-
use a json lib: e.g. https://github.com/nlohmann/json
-
it is possible to replace boost gzip stuff with: https://github.com/mateidavid/zstr
-
run web query processing in seperate thread
-
think of storing ngram->id id->ngram things ngram -> id could be: hash(ngram) -> id, with using id -> ngram a == check can be performed
- for hash use: haesni or something else
-
faster import:
- 1 thread reads from stdin and collect lines in vector, if "full"
- another thread imports to phrasit
-
python3 binding
-
add mechanism that multiple instances of one storage folder can be started or throw a message that is not "seg fault"!
-
performance improvements:
- use multiple inverted index instances for faster answering queries, for each pos_and_n one inverted index
- do some index compression (inverted index post lists can be compressed easyly)

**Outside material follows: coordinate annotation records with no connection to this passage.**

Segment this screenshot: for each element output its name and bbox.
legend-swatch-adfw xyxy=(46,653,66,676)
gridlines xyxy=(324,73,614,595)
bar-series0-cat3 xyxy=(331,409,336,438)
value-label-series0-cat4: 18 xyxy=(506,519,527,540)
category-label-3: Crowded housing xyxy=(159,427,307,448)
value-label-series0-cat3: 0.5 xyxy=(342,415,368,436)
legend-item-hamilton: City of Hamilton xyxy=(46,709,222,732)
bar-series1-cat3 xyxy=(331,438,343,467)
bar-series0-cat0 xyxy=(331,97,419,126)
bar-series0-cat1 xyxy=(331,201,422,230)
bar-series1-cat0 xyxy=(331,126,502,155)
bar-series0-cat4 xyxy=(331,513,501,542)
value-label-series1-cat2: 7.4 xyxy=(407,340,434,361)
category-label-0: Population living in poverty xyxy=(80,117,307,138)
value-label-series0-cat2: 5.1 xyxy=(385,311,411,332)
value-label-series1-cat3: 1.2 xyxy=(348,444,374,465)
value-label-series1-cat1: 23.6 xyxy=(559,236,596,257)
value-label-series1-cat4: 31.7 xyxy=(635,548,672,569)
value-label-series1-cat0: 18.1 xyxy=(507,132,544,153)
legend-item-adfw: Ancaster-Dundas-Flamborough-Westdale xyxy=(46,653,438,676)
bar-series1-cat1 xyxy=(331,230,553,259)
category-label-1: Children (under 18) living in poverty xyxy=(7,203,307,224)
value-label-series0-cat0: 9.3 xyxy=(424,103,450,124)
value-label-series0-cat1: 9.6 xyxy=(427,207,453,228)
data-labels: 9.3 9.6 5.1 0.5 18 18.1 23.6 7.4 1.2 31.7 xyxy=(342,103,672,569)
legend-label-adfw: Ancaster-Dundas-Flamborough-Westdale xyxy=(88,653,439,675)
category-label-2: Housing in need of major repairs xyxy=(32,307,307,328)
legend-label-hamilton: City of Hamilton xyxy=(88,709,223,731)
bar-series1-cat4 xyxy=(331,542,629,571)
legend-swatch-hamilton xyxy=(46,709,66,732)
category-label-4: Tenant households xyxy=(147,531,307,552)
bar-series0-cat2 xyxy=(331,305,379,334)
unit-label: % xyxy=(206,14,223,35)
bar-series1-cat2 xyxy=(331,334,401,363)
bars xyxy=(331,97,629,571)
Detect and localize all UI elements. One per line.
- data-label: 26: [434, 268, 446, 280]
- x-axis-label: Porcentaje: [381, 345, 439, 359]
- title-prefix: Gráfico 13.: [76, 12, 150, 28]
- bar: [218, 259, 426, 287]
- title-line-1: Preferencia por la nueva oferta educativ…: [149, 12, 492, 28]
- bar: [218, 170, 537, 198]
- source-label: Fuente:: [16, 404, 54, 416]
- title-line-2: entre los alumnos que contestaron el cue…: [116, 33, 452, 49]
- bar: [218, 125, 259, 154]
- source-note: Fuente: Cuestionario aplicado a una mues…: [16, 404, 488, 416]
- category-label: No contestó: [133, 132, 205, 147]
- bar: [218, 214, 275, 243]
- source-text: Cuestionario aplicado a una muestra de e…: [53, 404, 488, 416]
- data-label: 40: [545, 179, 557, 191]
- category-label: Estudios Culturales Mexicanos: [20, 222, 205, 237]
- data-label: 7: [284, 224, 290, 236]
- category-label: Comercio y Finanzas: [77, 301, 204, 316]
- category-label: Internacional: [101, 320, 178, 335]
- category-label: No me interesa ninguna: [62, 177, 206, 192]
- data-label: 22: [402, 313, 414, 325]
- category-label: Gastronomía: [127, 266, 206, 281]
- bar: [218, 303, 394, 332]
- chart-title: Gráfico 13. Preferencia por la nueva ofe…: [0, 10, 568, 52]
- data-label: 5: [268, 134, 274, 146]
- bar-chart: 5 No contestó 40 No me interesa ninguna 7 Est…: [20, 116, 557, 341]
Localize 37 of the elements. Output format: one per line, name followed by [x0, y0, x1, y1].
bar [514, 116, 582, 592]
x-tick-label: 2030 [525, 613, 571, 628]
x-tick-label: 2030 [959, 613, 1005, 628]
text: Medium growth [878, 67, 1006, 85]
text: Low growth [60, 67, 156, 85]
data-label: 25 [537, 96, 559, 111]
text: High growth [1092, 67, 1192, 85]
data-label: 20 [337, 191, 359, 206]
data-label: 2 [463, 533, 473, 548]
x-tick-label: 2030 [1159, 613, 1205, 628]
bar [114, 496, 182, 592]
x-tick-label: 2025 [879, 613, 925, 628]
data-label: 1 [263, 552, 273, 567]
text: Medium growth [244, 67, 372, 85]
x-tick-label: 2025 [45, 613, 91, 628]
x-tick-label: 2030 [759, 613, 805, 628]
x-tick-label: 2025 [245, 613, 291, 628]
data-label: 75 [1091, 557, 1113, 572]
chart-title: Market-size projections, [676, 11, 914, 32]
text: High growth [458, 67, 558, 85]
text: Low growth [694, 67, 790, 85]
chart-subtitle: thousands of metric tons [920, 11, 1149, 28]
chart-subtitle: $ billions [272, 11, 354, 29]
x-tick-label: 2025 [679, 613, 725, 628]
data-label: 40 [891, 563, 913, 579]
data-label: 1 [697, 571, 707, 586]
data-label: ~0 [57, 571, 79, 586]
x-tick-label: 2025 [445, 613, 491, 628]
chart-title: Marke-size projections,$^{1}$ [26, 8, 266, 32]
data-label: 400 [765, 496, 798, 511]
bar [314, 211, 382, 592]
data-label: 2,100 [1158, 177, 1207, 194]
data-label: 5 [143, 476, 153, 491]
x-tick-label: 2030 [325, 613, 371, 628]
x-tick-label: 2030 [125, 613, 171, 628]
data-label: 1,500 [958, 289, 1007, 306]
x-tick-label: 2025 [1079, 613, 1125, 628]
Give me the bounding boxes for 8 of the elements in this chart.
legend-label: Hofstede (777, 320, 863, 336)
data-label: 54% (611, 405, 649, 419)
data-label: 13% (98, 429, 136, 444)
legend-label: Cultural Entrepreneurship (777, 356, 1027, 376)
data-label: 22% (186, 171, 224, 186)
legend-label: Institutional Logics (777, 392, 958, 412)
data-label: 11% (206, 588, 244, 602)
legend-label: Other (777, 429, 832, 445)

- build an additional header file for pos_and_n start positions for each key
- pos_and_n= 10*pos + n values are: {1,..,5}{1,..,5} therefore 25 combinations
- inverted index compression and post list skipping, or a better intersection operation
-
query processing after operation expansion can be done parallel
-
improve operators, so that nesting [ [] ] or { {} } will work or will be disallowed
-
solve seq fault, if n gram is not stored
- import 1+2+3 sample and run a * query -> seq fault
-
add compactation call for optimizing leveldb:
- https://github.com/google/leveldb/blob/master/include/leveldb/db.h db->CompactRange(NULL, NULL);
- done for all large leveldb instances (freqs, ids)
-
performance: a * needed time: 162067 ms (bottleneck: sorting)
with first sort all freqs as tuple: 140556 ms 238s with quickselect: 247805 ms -> bad 135 s -> now phrasit uses caching
-
replace boost::filesystem with stl filesystem
-
just store n_gram_and_pos in seperate file instead of:
- store start pos for each n_gram_and_pos in separate file, -> n_gram_and_pos must not be stored
-
use gzip files for external sort and _tmp, _sorted
- [INFO ] sort_test.cpp@117 : needed time: 37598.8 external sort, without gzip
- [INFO ] sort_test.cpp@128 : needed time: 99727.5 with gzip fast
-
build unittests based on "test.cpp" skeleton
-
add Licence GPLv3 to all files
-
SEG Fault importing just a few ngrams: missing close call for _tmp file
-
query log file: per default: storagedir/_query_log
-
dataset generator, e.g. using pdfs as input to generate ngram-> freq files (see ngram-extractor)